Reviewed: Poverty in America, A Handbook

In an attempt to break out of our culture's crack-addled attention span shortening (BTW, did you see that I'm on twitter now?), I've gone so far as to start reading books again. Remember books? Well, turns out that you can go on the internet and get them delivered to your house. Download speeds suck, but you can't beat the battery life.

Har de har har. Anyway, Every once in a while I pick up something debate-related, and so I thought I'd be useful and do a debate-centered review. First up is John Iceland's Poverty in America: A Handbook, chosen semi-randomly from an Amazon search for "Poverty in America". It was high in the rankings, reviewed generally well, and the Table of Contents suggested a focus on some topics of relevance to the upcoming season. Looked like it would make a good debate book.

Speaking of "good debate book", I should probably explain what I mean by that, IE how a book is "good for debaters." Really this is one of two things: a book can be a "good debate book" because it has a lot of good cards, or a because it makes you smarter, provides a deep, well explained introduction to important debate-related content. It is the rare book that succeeds at both (Nye in 03, for example), but succeeding at one or the other is still laudable.

Unfortunately, Handbook doesn't really succeed at either goal, failing at both for the same reason. Though Iceland has clearly done his research, the book lacks a strong enough sense of advocacy to really produce any good cards. For example, he does wonderful explanation of the various ways of defining poverty (via absolute, relative, or hybrid measures), but only lukewarmly comes down in favor of a particular metric, and without enough warrants to produce a good T card.

This pattern repeats itself throughout the book: either Iceland will present both sides of an argument with enough caveats that he never really takes a position, or he'll hint at his position without spending the ink to defend it. For example, he brings up some of the popular counter-arguments to increasing spending on social services, such as the notion that the poor will become dependent on aid. Though he discredits this argument, he does it with a simple "studies show..." statement, leaving us guessing at the data behind his rebuttal (or fishing through the footnotes). All of the cards in this book would be easy enough to find just about anywhere.

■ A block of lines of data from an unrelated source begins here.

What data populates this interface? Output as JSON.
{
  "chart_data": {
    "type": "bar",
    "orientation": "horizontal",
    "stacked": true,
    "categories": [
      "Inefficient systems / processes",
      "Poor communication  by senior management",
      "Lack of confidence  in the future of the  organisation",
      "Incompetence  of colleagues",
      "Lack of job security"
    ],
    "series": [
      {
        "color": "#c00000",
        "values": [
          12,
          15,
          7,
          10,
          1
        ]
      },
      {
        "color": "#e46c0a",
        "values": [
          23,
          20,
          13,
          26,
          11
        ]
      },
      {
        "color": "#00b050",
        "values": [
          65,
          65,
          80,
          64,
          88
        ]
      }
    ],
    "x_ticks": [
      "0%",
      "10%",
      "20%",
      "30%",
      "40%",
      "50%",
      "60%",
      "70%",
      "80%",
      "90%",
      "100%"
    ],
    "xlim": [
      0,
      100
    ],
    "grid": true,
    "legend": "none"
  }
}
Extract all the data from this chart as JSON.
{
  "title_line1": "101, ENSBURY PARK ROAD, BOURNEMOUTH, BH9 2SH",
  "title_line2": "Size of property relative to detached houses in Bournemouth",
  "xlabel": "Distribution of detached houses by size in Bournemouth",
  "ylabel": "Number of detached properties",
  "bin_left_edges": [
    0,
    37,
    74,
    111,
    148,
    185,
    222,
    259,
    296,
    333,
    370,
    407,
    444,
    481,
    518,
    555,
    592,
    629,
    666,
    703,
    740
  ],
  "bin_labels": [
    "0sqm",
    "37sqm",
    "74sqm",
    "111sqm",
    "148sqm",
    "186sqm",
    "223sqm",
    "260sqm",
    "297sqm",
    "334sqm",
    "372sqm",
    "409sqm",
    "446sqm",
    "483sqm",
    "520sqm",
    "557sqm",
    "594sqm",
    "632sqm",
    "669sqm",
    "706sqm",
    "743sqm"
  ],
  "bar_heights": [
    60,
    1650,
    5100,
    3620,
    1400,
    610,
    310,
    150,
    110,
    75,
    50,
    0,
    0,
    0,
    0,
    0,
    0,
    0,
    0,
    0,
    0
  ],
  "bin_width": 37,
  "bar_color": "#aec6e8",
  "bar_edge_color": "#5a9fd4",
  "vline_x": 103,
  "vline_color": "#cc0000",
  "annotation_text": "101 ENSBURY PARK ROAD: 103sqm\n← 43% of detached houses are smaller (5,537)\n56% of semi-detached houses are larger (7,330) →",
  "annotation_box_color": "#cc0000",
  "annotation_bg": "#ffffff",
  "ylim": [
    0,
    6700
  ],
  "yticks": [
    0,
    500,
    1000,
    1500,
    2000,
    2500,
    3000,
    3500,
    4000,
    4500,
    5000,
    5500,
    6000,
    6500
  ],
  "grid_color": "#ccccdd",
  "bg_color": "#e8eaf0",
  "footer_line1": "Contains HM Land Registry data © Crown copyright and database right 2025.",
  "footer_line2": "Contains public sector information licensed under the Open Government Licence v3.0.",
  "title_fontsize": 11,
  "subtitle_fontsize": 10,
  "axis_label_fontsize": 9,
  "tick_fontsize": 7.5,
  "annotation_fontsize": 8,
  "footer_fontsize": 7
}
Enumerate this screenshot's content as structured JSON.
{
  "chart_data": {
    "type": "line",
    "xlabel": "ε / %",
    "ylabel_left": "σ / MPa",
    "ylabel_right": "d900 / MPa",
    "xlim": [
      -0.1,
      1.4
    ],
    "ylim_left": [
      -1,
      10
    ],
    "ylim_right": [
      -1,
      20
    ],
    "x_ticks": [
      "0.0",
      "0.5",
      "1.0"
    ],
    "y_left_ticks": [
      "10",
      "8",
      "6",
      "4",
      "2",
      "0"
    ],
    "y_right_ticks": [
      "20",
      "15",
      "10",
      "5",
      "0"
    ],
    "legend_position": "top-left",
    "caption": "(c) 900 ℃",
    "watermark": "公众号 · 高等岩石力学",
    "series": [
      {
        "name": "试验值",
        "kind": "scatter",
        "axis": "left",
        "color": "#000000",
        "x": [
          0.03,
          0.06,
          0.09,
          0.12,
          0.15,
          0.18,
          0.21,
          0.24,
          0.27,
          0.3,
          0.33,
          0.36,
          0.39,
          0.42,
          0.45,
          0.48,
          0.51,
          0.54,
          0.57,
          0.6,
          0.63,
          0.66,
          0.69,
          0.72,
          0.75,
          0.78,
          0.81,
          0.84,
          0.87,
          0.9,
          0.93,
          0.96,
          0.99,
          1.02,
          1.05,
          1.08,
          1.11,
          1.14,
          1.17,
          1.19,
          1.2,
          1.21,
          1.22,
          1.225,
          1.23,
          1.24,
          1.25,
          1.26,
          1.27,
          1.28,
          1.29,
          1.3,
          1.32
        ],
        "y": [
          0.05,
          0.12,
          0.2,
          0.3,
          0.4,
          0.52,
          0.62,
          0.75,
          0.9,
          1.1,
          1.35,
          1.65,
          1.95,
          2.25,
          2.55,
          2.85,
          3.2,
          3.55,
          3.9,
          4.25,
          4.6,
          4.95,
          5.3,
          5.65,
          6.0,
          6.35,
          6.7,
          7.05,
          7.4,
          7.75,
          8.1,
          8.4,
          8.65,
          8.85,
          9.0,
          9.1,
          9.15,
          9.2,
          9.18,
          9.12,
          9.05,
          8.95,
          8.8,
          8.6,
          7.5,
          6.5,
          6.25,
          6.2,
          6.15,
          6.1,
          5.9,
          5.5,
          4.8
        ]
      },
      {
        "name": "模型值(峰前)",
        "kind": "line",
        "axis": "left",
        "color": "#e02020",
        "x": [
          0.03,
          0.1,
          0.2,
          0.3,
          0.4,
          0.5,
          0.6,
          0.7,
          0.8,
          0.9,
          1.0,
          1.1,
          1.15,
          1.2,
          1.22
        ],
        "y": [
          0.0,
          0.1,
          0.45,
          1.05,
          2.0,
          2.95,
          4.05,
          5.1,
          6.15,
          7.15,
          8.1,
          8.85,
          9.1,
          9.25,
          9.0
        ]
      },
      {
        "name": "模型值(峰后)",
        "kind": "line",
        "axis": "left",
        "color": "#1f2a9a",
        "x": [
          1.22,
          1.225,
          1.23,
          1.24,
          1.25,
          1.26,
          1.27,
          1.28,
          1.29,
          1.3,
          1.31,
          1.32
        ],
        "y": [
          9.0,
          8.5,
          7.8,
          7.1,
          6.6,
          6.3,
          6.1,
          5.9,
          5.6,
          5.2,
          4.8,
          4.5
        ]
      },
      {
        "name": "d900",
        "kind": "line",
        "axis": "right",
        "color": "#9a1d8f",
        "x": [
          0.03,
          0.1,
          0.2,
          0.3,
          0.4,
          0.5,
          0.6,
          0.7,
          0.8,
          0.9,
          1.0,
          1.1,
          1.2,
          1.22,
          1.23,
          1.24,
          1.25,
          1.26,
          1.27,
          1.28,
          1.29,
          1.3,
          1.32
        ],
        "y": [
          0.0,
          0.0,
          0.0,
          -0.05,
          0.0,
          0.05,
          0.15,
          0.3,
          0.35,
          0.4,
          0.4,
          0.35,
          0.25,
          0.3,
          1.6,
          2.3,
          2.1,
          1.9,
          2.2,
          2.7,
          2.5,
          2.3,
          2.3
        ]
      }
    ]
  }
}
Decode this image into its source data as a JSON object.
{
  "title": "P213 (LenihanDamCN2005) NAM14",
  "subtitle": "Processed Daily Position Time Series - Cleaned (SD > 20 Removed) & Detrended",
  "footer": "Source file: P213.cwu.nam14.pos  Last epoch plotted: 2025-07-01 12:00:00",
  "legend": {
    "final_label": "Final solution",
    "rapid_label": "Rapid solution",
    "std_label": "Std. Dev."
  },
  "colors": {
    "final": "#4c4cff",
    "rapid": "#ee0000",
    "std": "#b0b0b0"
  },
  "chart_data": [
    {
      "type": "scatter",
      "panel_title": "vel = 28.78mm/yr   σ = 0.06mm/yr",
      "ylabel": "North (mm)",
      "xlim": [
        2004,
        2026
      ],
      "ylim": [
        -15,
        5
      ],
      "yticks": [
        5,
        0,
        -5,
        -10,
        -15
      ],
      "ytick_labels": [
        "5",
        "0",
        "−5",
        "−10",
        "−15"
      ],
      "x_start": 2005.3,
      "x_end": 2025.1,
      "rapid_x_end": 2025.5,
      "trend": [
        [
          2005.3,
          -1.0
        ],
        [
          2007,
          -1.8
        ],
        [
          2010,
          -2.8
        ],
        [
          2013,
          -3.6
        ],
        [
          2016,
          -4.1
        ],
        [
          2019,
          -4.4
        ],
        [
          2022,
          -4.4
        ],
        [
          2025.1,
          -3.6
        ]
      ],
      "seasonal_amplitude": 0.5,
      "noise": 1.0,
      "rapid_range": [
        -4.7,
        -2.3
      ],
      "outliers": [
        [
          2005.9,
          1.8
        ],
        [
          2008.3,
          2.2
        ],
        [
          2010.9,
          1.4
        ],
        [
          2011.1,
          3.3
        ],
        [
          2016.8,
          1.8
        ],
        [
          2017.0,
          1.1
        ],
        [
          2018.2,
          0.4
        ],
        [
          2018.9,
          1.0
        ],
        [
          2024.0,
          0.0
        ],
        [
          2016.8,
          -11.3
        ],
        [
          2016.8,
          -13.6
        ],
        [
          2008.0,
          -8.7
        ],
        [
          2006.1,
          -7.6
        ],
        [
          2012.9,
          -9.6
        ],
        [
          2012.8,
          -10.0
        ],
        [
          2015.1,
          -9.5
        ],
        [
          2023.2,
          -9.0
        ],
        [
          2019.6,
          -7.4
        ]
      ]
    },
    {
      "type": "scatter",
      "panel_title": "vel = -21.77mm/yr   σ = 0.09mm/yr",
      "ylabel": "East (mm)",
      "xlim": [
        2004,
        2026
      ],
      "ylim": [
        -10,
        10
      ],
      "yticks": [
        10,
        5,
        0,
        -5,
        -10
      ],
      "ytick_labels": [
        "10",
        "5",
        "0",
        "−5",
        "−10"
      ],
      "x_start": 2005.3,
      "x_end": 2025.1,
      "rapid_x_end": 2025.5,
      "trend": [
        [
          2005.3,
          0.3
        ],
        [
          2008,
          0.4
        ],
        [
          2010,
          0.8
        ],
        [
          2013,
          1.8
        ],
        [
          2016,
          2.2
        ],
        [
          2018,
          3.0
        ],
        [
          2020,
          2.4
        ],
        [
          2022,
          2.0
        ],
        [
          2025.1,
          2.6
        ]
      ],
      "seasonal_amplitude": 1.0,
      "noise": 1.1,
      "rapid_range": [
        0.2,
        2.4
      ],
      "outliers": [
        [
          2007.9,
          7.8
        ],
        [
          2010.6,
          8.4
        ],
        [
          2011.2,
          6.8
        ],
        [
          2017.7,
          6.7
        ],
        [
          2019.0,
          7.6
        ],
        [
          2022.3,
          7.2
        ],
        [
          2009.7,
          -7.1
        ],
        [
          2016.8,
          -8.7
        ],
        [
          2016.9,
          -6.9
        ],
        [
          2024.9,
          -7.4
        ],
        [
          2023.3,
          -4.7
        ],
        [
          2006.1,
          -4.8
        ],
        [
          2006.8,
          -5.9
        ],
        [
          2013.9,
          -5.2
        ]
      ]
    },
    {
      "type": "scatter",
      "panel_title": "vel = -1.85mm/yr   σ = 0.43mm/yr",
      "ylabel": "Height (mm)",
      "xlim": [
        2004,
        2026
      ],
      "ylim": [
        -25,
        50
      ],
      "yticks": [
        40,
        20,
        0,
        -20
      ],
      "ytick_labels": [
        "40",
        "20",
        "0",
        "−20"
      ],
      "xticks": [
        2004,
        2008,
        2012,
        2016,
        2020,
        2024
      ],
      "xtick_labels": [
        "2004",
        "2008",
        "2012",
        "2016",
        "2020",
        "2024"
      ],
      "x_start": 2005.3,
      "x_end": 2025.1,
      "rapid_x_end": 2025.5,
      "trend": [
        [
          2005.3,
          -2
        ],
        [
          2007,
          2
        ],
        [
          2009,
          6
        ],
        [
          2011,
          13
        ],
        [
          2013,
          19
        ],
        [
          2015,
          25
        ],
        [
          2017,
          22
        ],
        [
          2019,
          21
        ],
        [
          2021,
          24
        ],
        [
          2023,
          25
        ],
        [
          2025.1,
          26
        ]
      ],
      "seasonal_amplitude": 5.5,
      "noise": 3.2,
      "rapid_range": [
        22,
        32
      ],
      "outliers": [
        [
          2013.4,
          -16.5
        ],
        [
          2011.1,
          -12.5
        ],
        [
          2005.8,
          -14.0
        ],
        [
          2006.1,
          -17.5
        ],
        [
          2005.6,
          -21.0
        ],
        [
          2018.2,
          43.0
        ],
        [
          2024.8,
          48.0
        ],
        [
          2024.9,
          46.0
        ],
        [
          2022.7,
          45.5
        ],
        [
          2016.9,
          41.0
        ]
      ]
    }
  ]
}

As an introduction to the topic, though, Handbook is substantially better. As I mentioned, Iceland has clearly done his research. This book presents a detailed analytical picture of who "persons living in poverty" are in america, how they came to be in poverty, and what is being done about their condition. Iceland does a good job distilling raw data into explanatory trends.

I worry, though, that the best audience for this book as an introduction would be put off by Iceland's very mechanical tone. This is definitely not the book to give your novices to get them excited about the debate topic. Iceland's lack of rhetorical fire helps maintain his objective stance, but if you want to hook newbies you need to give them something spicier than "fact soup."

One particular vein of explanation that I found helpful was the discussion of the history of poverty policy in the United States. Iceland traces America's attitude toward people living in poverty from colonial poorhouses and indentured servitude, through reconstruction, the great depression, the great society, and into the 21st century. A lot has changed in the American narrative on poverty over the years, the increase in government aid for example, but a lot hasn't. We still seperate the poor into two groups, the "deserving" and the "undeserving", and a lot of times we draw the line between the two groups in a way that's not entirely rational. I think that there will be many a Kritik next year (aff and neg) that starts at that division, so it's a useful background to have.

Another thread that Iceland weaves into the book rather well is the idea that there are many popular misconceptions about what poverty is like in the United States. I wouldn't be surprised if my debaters (especially my novices) begin next year with the notion that most people who live in poverty are minorities (they aren't, though disproportionately many do), that most people in poverty don't work (most do), that people in poverty tend to stay there all their lives (they don't), and other bits of folk knowledge about poverty. Iceland does a good job dispensing with these myths, though it'll take some cut-and-paste to get all those sections together.

I think that's the bottom line on the Handbook. There's a lot of material that can provide a useful introduction, but it's spread out in a book that comes off pretty dry and mechanical. I get the impression that Iceland could have condensed the tasty parts of the book into a long article that would get a huge recommendation from me, but as it stands the book gets my tepid recommendation.